Crypto Twitter was already operating on all cylinders yesterday, as Bitcoin and other top cryptocurrencies plummeted toward lows not seen in over a year. Then Terra’s stablecoin, UST, fell off a cliff, and the social media platform whirred into overdrive.

UST, designed to hold at the value of the U.S. dollar, fell from a concerning $0.985 to a shocking $.90, then to $.85, then to $.80, then even lower. As the once-stable coin fully depegged from the U.S. dollar, dropping below $.70 late Monday, Crypto Twitter’s resident experts, stakeholders, contrarians, and trolls were all there to process the historic calamity  in real-time.

Questions abounded as UST began, and then continued, to plummet: How could a stablecoin become so ... unstable? Why hasn’t it stopped? Why did this happen to UST and not other stablecoins tied to the dollar?

Aztec’s Jonathan Wu provided a clarifying crash course that analyzed the depegging in real time. 

As with any tribulation filtered through Twitter, reactions to UST’s collapse garnered heapings-on of both concern and smug amusement. Some, like Ryan Selkis, founder of Messari Crypto, warned the implications of the day’s events could spiral far beyond Terra’s success or failure.

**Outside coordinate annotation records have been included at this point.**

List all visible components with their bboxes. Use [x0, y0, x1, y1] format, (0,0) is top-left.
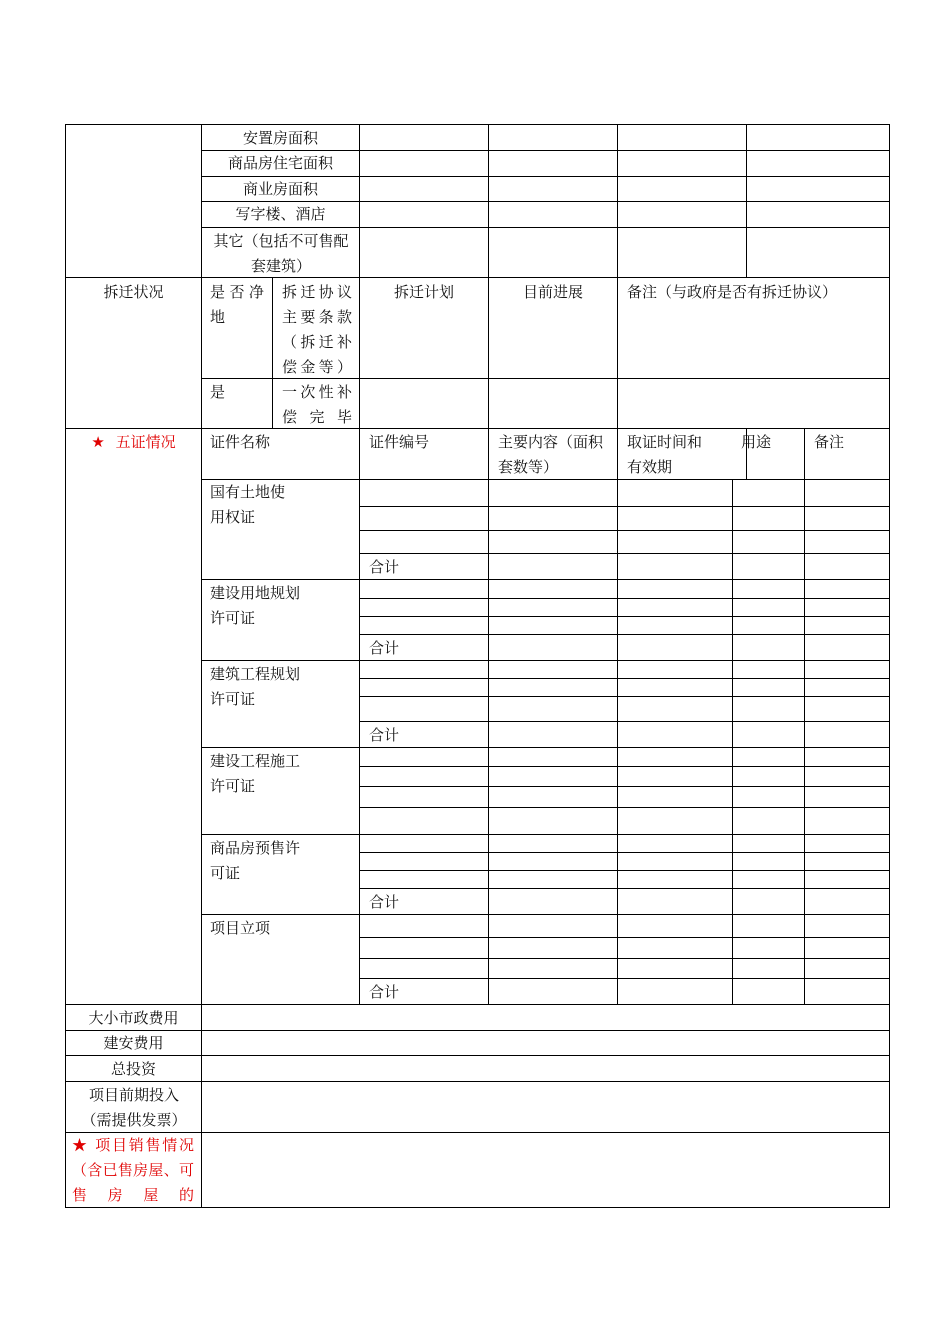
- table-divider: [746, 124, 747, 277]
- table-divider: [359, 888, 889, 889]
- area-row-residential: 商品房住宅面积: [227, 154, 333, 172]
- certificate-group-land-use: 国有土地使用权证: [210, 483, 286, 526]
- header-demolition-plan: 拆迁计划: [393, 283, 454, 301]
- table-divider: [617, 124, 618, 277]
- table-divider: [359, 978, 889, 979]
- table-divider: [201, 834, 889, 835]
- table-divider: [65, 1132, 890, 1133]
- table-divider: [201, 227, 889, 228]
- table-divider: [359, 937, 889, 938]
- table-divider: [201, 479, 889, 480]
- table-divider: [65, 428, 890, 429]
- table-divider: [201, 660, 889, 661]
- table-divider: [201, 176, 889, 177]
- table-divider: [359, 696, 889, 697]
- star-icon: ★: [72, 1136, 89, 1154]
- area-row-commercial: 商业房面积: [242, 180, 318, 198]
- demolition-section-label: 拆迁状况: [103, 283, 164, 301]
- area-row-other: 其它（包括不可售配套建筑）: [213, 232, 349, 275]
- table-divider: [617, 277, 618, 428]
- table-divider: [359, 124, 360, 277]
- subtotal-label: 合计: [369, 558, 400, 576]
- table-divider: [359, 553, 889, 554]
- table-divider: [65, 1030, 890, 1031]
- table-divider: [732, 479, 733, 1004]
- certificate-group-land-planning: 建设用地规划许可证: [210, 584, 301, 627]
- sales-section-label: [72, 1133, 194, 1208]
- table-border-bottom: [65, 1207, 890, 1208]
- table-divider: [359, 870, 889, 871]
- table-divider: [359, 958, 889, 959]
- certificate-group-presale-permit: 商品房预售许可证: [210, 839, 301, 882]
- total-investment-label: 总投资: [110, 1060, 156, 1078]
- area-row-office-hotel: 写字楼、酒店: [235, 205, 326, 223]
- table-divider: [804, 428, 805, 1004]
- table-divider: [359, 678, 889, 679]
- sales-section-text: 项目销售情况（含已售房屋、可售房屋的: [72, 1136, 194, 1204]
- header-issue-date: 取证时间和有效期: [627, 433, 703, 476]
- table-divider: [201, 914, 889, 915]
- header-certificate-number: 证件编号: [369, 433, 430, 451]
- header-demolition-remarks: 备注（与政府是否有拆迁协议）: [627, 283, 838, 301]
- value-agreement-terms: 一次性补偿完毕: [282, 383, 352, 426]
- table-divider: [359, 634, 889, 635]
- table-divider: [359, 428, 360, 1004]
- table-divider: [359, 530, 889, 531]
- municipal-fees-label: 大小市政费用: [88, 1009, 179, 1027]
- table-border-left: [65, 124, 66, 1207]
- certificate-group-construction-permit: 建设工程施工许可证: [210, 752, 301, 795]
- early-investment-label: 项目前期投入（需提供发票）: [81, 1086, 187, 1129]
- certificate-group-engineering-planning: 建筑工程规划许可证: [210, 665, 301, 708]
- table-divider: [359, 598, 889, 599]
- table-divider: [65, 1081, 890, 1082]
- table-divider: [359, 721, 889, 722]
- table-divider: [201, 378, 889, 379]
- table-divider: [488, 428, 489, 1004]
- table-divider: [359, 786, 889, 787]
- star-icon: ★: [91, 433, 105, 451]
- table-divider: [617, 428, 618, 1004]
- header-current-progress: 目前进展: [522, 283, 583, 301]
- certificate-group-project-approval: 项目立项: [210, 919, 271, 937]
- table-divider: [201, 124, 202, 1207]
- subtotal-label: 合计: [369, 726, 400, 744]
- subtotal-label: 合计: [369, 639, 400, 657]
- table-divider: [359, 277, 360, 428]
- table-divider: [65, 277, 890, 278]
- table-divider: [65, 1004, 890, 1005]
- table-border-top: [65, 124, 890, 125]
- table-divider: [65, 1055, 890, 1056]
- header-certificate-remarks: 备注: [814, 433, 845, 451]
- construction-cost-label: 建安费用: [103, 1034, 164, 1052]
- subtotal-label: 合计: [369, 983, 400, 1001]
- table-divider: [488, 124, 489, 277]
- certificates-section-label: [66, 430, 201, 455]
- value-clean-land: 是: [210, 383, 226, 401]
- subtotal-label: 合计: [369, 893, 400, 911]
- table-divider: [359, 766, 889, 767]
- header-usage: 用途: [741, 433, 772, 451]
- table-border-right: [889, 124, 890, 1207]
- header-certificate-name: 证件名称: [210, 433, 271, 451]
- table-divider: [201, 747, 889, 748]
- header-clean-land: 是否净地: [210, 283, 264, 326]
- table-divider: [201, 201, 889, 202]
- header-main-content: 主要内容（面积套数等）: [498, 433, 604, 476]
- table-divider: [201, 150, 889, 151]
- table-divider: [359, 616, 889, 617]
- table-divider: [359, 852, 889, 853]
- table-divider: [746, 428, 747, 479]
- table-divider: [488, 277, 489, 428]
- certificates-section-text: 五证情况: [115, 433, 176, 451]
- area-row-resettlement: 安置房面积: [242, 129, 318, 147]
- table-divider: [201, 579, 889, 580]
- table-divider: [272, 277, 273, 428]
- table-divider: [359, 506, 889, 507]
- header-agreement-terms: 拆迁协议主要条款（拆迁补偿金等）: [282, 283, 352, 376]
- table-divider: [359, 807, 889, 808]
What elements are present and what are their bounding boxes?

In addition to financial consequences, Arthur Breitman, founder of Tezos, predicted a backlash in public perception for all crypto stakeholders.

Twitter’s crypto citizens gripped their screens as UST fell lower and lower, every hour bringing a new, unheard-of reality. As observed by crypto journalist Laura Shin, what was apocalyptic at 5 p.m., was a miracle by 6 p.m.

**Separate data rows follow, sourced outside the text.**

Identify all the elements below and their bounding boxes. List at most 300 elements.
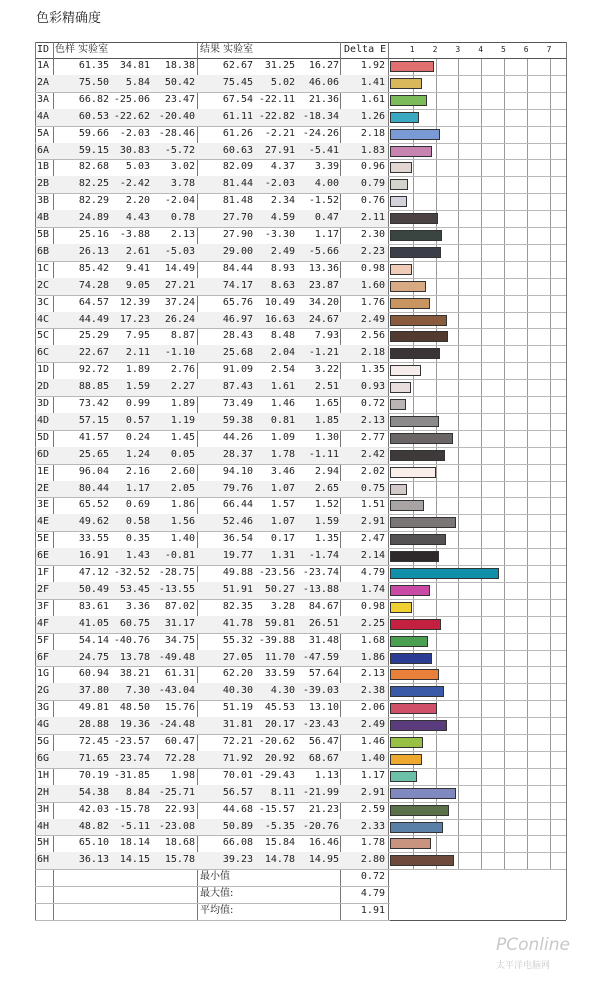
delta-e-bar [390, 720, 447, 731]
sample-value: 37.24 [164, 296, 195, 308]
result-value: 40.30 [222, 685, 253, 697]
sample-value: -2.03 [119, 127, 150, 139]
result-value: 25.68 [222, 347, 253, 359]
row-id: 3G [37, 702, 50, 714]
result-value: 84.67 [308, 600, 339, 612]
delta-e-value: 2.77 [360, 431, 385, 443]
delta-e-value: 2.49 [360, 313, 385, 325]
watermark-logo: PConline [496, 935, 570, 955]
row-id: 4B [37, 212, 50, 224]
result-value: 66.44 [222, 499, 253, 511]
sample-value: 41.05 [78, 617, 109, 629]
result-value: -39.03 [302, 685, 339, 697]
delta-e-value: 1.51 [360, 499, 385, 511]
result-value: -18.34 [302, 110, 339, 122]
result-value: 29.00 [222, 245, 253, 257]
sample-value: 50.42 [164, 76, 195, 88]
sample-value: -22.62 [113, 110, 150, 122]
result-value: 20.17 [264, 719, 295, 731]
result-value: -1.11 [308, 448, 339, 460]
result-value: 15.84 [264, 837, 295, 849]
result-value: 49.88 [222, 567, 253, 578]
delta-e-bar [390, 771, 417, 782]
delta-e-value: 1.46 [360, 736, 385, 747]
summary-value: 0.72 [360, 871, 385, 883]
sample-value: 0.99 [125, 398, 150, 409]
row-id: 5D [37, 431, 50, 443]
sample-value: 0.69 [125, 499, 150, 511]
row-id: 2E [37, 482, 50, 494]
sample-value: 2.61 [125, 245, 150, 257]
result-value: 1.07 [270, 482, 295, 494]
sample-value: 27.21 [164, 279, 195, 291]
delta-e-value: 0.98 [360, 262, 385, 274]
sample-value: -20.40 [158, 110, 195, 122]
result-value: 1.17 [314, 229, 339, 240]
delta-e-value: 1.86 [360, 651, 385, 663]
result-value: -47.59 [302, 651, 339, 663]
sample-value: 23.47 [164, 93, 195, 105]
tick-label: 6 [523, 45, 529, 54]
sample-value: 3.02 [170, 161, 195, 173]
delta-e-value: 0.79 [360, 178, 385, 190]
result-value: 87.43 [222, 381, 253, 393]
delta-e-value: 1.76 [360, 296, 385, 308]
sample-value: 26.24 [164, 313, 195, 325]
header-delta: Delta E [344, 44, 387, 55]
result-value: -29.43 [258, 769, 295, 781]
sample-value: 33.55 [78, 533, 109, 545]
delta-e-bar [390, 348, 440, 359]
sample-value: 18.38 [164, 60, 195, 71]
tick-label: 4 [478, 45, 484, 54]
summary-label: 最小值 [200, 871, 230, 883]
sample-value: 30.83 [119, 144, 150, 156]
result-value: -13.88 [302, 583, 339, 595]
result-value: 0.47 [314, 212, 339, 224]
sample-value: 60.94 [78, 668, 109, 680]
sample-value: 75.50 [78, 76, 109, 88]
result-value: 1.31 [270, 550, 295, 562]
delta-e-bar [390, 484, 407, 495]
result-value: -2.21 [264, 127, 295, 139]
sample-value: -31.85 [113, 769, 150, 781]
result-value: 91.09 [222, 364, 253, 376]
sample-value: 17.23 [119, 313, 150, 325]
sample-value: 41.57 [78, 431, 109, 443]
sample-value: 57.15 [78, 414, 109, 426]
sample-value: 2.60 [170, 465, 195, 477]
result-value: 51.19 [222, 702, 253, 714]
sample-value: -2.04 [164, 195, 195, 207]
summary-label: 最大值: [200, 888, 234, 900]
delta-e-bar [390, 365, 421, 376]
row-id: 5A [37, 127, 50, 139]
sample-value: 38.21 [119, 668, 150, 680]
sample-value: 1.17 [125, 482, 150, 494]
delta-e-value: 1.78 [360, 837, 385, 849]
delta-e-value: 2.38 [360, 685, 385, 697]
row-id: 4E [37, 516, 50, 528]
result-value: 16.63 [264, 313, 295, 325]
row-id: 6D [37, 448, 50, 460]
summary-line [35, 920, 390, 921]
delta-e-bar [390, 602, 412, 613]
sample-value: -28.46 [158, 127, 195, 139]
delta-e-bar [390, 95, 427, 106]
row-id: 2D [37, 381, 50, 393]
sample-value: 82.68 [78, 161, 109, 173]
sample-value: 14.15 [119, 854, 150, 866]
tick-label: 5 [501, 45, 506, 54]
delta-e-value: 2.13 [360, 414, 385, 426]
result-value: 70.01 [222, 769, 253, 781]
sample-value: 15.78 [164, 854, 195, 866]
row-id: 3E [37, 499, 50, 511]
row-id: 6A [37, 144, 50, 156]
result-value: 1.07 [270, 516, 295, 528]
sample-value: 36.13 [78, 854, 109, 866]
sample-value: 71.65 [78, 752, 109, 764]
result-value: -20.76 [302, 820, 339, 832]
sample-value: 9.41 [125, 262, 150, 274]
row-id: 1C [37, 262, 50, 274]
result-value: 23.87 [308, 279, 339, 291]
delta-e-bar [390, 805, 449, 816]
sample-value: 80.44 [78, 482, 109, 494]
sample-value: 1.89 [125, 364, 150, 376]
column-divider [566, 42, 567, 920]
row-id: 1G [37, 668, 50, 680]
result-value: 1.65 [314, 398, 339, 409]
result-value: -24.26 [302, 127, 339, 139]
sample-value: 82.29 [78, 195, 109, 207]
sample-value: 14.49 [164, 262, 195, 274]
row-line [35, 869, 566, 870]
sample-value: 25.65 [78, 448, 109, 460]
delta-e-bar [390, 669, 439, 680]
result-value: 4.59 [270, 212, 295, 224]
result-value: 7.93 [314, 330, 339, 342]
result-value: 33.59 [264, 668, 295, 680]
delta-e-value: 0.75 [360, 482, 385, 494]
sample-value: 2.20 [125, 195, 150, 207]
delta-e-value: 2.23 [360, 245, 385, 257]
result-value: -1.52 [308, 195, 339, 207]
sample-value: 22.93 [164, 803, 195, 815]
delta-e-value: 2.47 [360, 533, 385, 545]
sample-value: 64.57 [78, 296, 109, 308]
sample-value: 7.95 [125, 330, 150, 342]
delta-e-value: 2.33 [360, 820, 385, 832]
result-value: 3.39 [314, 161, 339, 173]
delta-e-bar [390, 568, 499, 579]
result-value: 28.37 [222, 448, 253, 460]
sample-value: 3.36 [125, 600, 150, 612]
delta-e-value: 1.83 [360, 144, 385, 156]
sample-value: 82.25 [78, 178, 109, 190]
delta-e-value: 2.80 [360, 854, 385, 866]
sample-value: 2.11 [125, 347, 150, 359]
page-title: 色彩精确度 [36, 11, 102, 26]
result-value: 14.95 [308, 854, 339, 866]
delta-e-bar [390, 686, 444, 697]
delta-e-bar [390, 585, 430, 596]
delta-e-value: 1.41 [360, 76, 385, 88]
row-id: 1B [37, 161, 50, 173]
result-value: 16.27 [308, 60, 339, 71]
row-id: 6G [37, 752, 50, 764]
result-value: 1.13 [314, 769, 339, 781]
result-value: -21.99 [302, 786, 339, 798]
delta-e-bar [390, 298, 430, 309]
row-id: 6F [37, 651, 50, 663]
result-value: 26.51 [308, 617, 339, 629]
row-id: 5B [37, 229, 50, 240]
sample-value: 31.17 [164, 617, 195, 629]
result-value: 2.04 [270, 347, 295, 359]
result-value: 59.81 [264, 617, 295, 629]
result-value: 1.85 [314, 414, 339, 426]
result-value: 4.30 [270, 685, 295, 697]
sample-value: 5.84 [125, 76, 150, 88]
row-id: 3C [37, 296, 50, 308]
sample-value: 88.85 [78, 381, 109, 393]
result-value: 1.61 [270, 381, 295, 393]
sample-value: 83.61 [78, 600, 109, 612]
result-value: 94.10 [222, 465, 253, 477]
delta-e-bar [390, 838, 431, 849]
sample-value: 73.42 [78, 398, 109, 409]
delta-e-value: 2.11 [360, 212, 385, 224]
delta-e-value: 4.79 [360, 567, 385, 578]
result-value: 72.21 [222, 736, 253, 747]
sample-value: 1.45 [170, 431, 195, 443]
result-value: 27.05 [222, 651, 253, 663]
result-value: 1.78 [270, 448, 295, 460]
sample-value: 8.87 [170, 330, 195, 342]
sample-value: 50.49 [78, 583, 109, 595]
result-value: -20.62 [258, 736, 295, 747]
result-value: 74.17 [222, 279, 253, 291]
sample-value: 23.74 [119, 752, 150, 764]
result-value: 52.46 [222, 516, 253, 528]
result-value: 11.70 [264, 651, 295, 663]
delta-e-bar [390, 653, 432, 664]
delta-e-value: 2.91 [360, 516, 385, 528]
delta-e-bar [390, 399, 406, 410]
row-id: 6C [37, 347, 50, 359]
result-value: 31.25 [264, 60, 295, 71]
sample-value: 60.47 [164, 736, 195, 747]
row-id: 5G [37, 736, 50, 747]
sample-value: 16.91 [78, 550, 109, 562]
sample-value: 1.59 [125, 381, 150, 393]
row-id: 3H [37, 803, 50, 815]
sample-value: -23.08 [158, 820, 195, 832]
table-border-top [35, 42, 566, 43]
result-value: 0.17 [270, 533, 295, 545]
row-id: 2H [37, 786, 50, 798]
delta-e-value: 1.74 [360, 583, 385, 595]
sample-value: 0.35 [125, 533, 150, 545]
sample-value: -32.52 [113, 567, 150, 578]
sample-value: 1.43 [125, 550, 150, 562]
result-value: 65.76 [222, 296, 253, 308]
sample-value: 59.15 [78, 144, 109, 156]
result-value: 2.65 [314, 482, 339, 494]
sample-value: 1.98 [170, 769, 195, 781]
delta-e-value: 1.61 [360, 93, 385, 105]
sample-value: 61.35 [78, 60, 109, 71]
result-value: 61.26 [222, 127, 253, 139]
delta-e-bar [390, 78, 422, 89]
sample-value: 18.14 [119, 837, 150, 849]
result-value: 36.54 [222, 533, 253, 545]
result-value: 81.48 [222, 195, 253, 207]
sample-value: 34.81 [119, 60, 150, 71]
delta-e-bar [390, 534, 446, 545]
sample-value: 25.29 [78, 330, 109, 342]
sample-value: 18.68 [164, 837, 195, 849]
row-id: 2A [37, 76, 50, 88]
sample-value: 2.16 [125, 465, 150, 477]
sample-value: 7.30 [125, 685, 150, 697]
delta-e-value: 2.06 [360, 702, 385, 714]
sample-value: 92.72 [78, 364, 109, 376]
delta-e-bar [390, 450, 445, 461]
result-value: 68.67 [308, 752, 339, 764]
sample-value: 60.75 [119, 617, 150, 629]
delta-e-bar [390, 196, 407, 207]
sample-value: -49.48 [158, 651, 195, 663]
delta-e-value: 1.35 [360, 364, 385, 376]
result-value: 61.11 [222, 110, 253, 122]
sample-value: 59.66 [78, 127, 109, 139]
row-id: 5E [37, 533, 50, 545]
result-value: 50.27 [264, 583, 295, 595]
sample-value: -43.04 [158, 685, 195, 697]
delta-e-value: 2.59 [360, 803, 385, 815]
result-value: 46.06 [308, 76, 339, 88]
result-value: -22.82 [258, 110, 295, 122]
delta-e-value: 2.49 [360, 719, 385, 731]
sample-value: -25.71 [158, 786, 195, 798]
row-id: 5C [37, 330, 50, 342]
sample-value: 96.04 [78, 465, 109, 477]
delta-e-value: 2.30 [360, 229, 385, 240]
delta-e-bar [390, 331, 448, 342]
sample-value: 37.80 [78, 685, 109, 697]
result-value: 56.57 [222, 786, 253, 798]
row-id: 1E [37, 465, 50, 477]
row-id: 5F [37, 634, 50, 646]
delta-e-bar [390, 230, 442, 241]
sample-value: 70.19 [78, 769, 109, 781]
result-value: 13.36 [308, 262, 339, 274]
result-value: 71.92 [222, 752, 253, 764]
delta-e-value: 2.18 [360, 347, 385, 359]
row-id: 6H [37, 854, 50, 866]
row-id: 4D [37, 414, 50, 426]
result-value: -23.56 [258, 567, 295, 578]
sample-value: 60.53 [78, 110, 109, 122]
delta-e-bar [390, 467, 436, 478]
result-value: 62.67 [222, 60, 253, 71]
result-value: -23.43 [302, 719, 339, 731]
delta-e-bar [390, 636, 428, 647]
result-value: 10.49 [264, 296, 295, 308]
sample-value: 0.58 [125, 516, 150, 528]
result-value: 13.10 [308, 702, 339, 714]
result-value: 34.20 [308, 296, 339, 308]
result-value: 14.78 [264, 854, 295, 866]
sample-value: -2.42 [119, 178, 150, 190]
sample-value: 2.13 [170, 229, 195, 240]
result-value: 51.91 [222, 583, 253, 595]
sample-value: 87.02 [164, 600, 195, 612]
sample-value: 0.24 [125, 431, 150, 443]
result-value: 44.26 [222, 431, 253, 443]
sample-value: 28.88 [78, 719, 109, 731]
row-id: 6B [37, 245, 50, 257]
result-value: 2.51 [314, 381, 339, 393]
tick-label: 3 [455, 45, 461, 54]
sample-value: 34.75 [164, 634, 195, 646]
delta-e-bar [390, 788, 456, 799]
result-value: 41.78 [222, 617, 253, 629]
delta-e-bar [390, 416, 439, 427]
result-value: 8.93 [270, 262, 295, 274]
summary-value: 1.91 [360, 905, 385, 916]
delta-e-value: 1.68 [360, 634, 385, 646]
sample-value: 72.45 [78, 736, 109, 747]
result-value: -15.57 [258, 803, 295, 815]
delta-e-bar [390, 703, 437, 714]
delta-e-value: 2.91 [360, 786, 385, 798]
delta-e-value: 2.25 [360, 617, 385, 629]
sample-value: 24.89 [78, 212, 109, 224]
sample-value: 2.27 [170, 381, 195, 393]
delta-e-bar [390, 213, 438, 224]
sample-value: 54.14 [78, 634, 109, 646]
delta-e-value: 1.26 [360, 110, 385, 122]
row-id: 3A [37, 93, 50, 105]
result-value: 1.52 [314, 499, 339, 511]
delta-e-value: 2.14 [360, 550, 385, 562]
sample-value: 0.78 [170, 212, 195, 224]
result-value: 44.68 [222, 803, 253, 815]
sample-value: 1.24 [125, 448, 150, 460]
row-id: 1F [37, 567, 50, 578]
delta-e-value: 0.72 [360, 398, 385, 409]
sample-value: -23.57 [113, 736, 150, 747]
result-value: 55.32 [222, 634, 253, 646]
result-value: 3.28 [270, 600, 295, 612]
result-value: 45.53 [264, 702, 295, 714]
row-id: 2G [37, 685, 50, 697]
sample-value: 8.84 [125, 786, 150, 798]
result-value: 2.34 [270, 195, 295, 207]
delta-e-bar [390, 500, 424, 511]
result-value: 50.89 [222, 820, 253, 832]
result-value: 57.64 [308, 668, 339, 680]
sample-value: -5.11 [119, 820, 150, 832]
result-value: 28.43 [222, 330, 253, 342]
result-value: 8.48 [270, 330, 295, 342]
header-result: 结果 实验室 [200, 44, 254, 55]
sample-value: 3.78 [170, 178, 195, 190]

But for all the panic surrounding the day’s events, industry leaders claimed to be unfazed. Sam Bankman-Fried, founder of FTX, argued the collapse of a stablecoin was a long time coming.

And Mark Cuban postulated that the seemingly unprecedented moment in crypto history actually rhymed with the early-2000s growing pains of Web 2.

Avalanche co-founder Emin Gün Sirer even argued the event had precedent within the context of crypto and stablecoins.

Nonetheless, such contextualizing didn’t stave off the many denizens of Crypto Twitter wary of Terra co-founder Do Kwon’s very public, real-time handling of UST’s disintegration. As Kwon live-tweeted Terra-supporting Luna Foundation Guard’s (ultimately unsuccessful) efforts to loan billions to shore up the stablecoin, some couldn’t help but point out the naked inconsistencies exposed by the strategy.

And, because it’s Twitter, some couldn’t help but leverage the moment for a little sweet revenge. Charles Hoskinson, founder of Cardano, resurfaced an old tweet in which Kwon made a passing comment about buying ADA, Cardano’s cryptocurrency, for negative correlation with Terra’s own coin, LUNA (implying that ADA’s decline was a natural byproduct of LUNA’s rise). Hoskinson tossed one more straw on Kwon’s back, as UST and LUNA nosedived.

As of this writing, UST had returned to a price of $.82.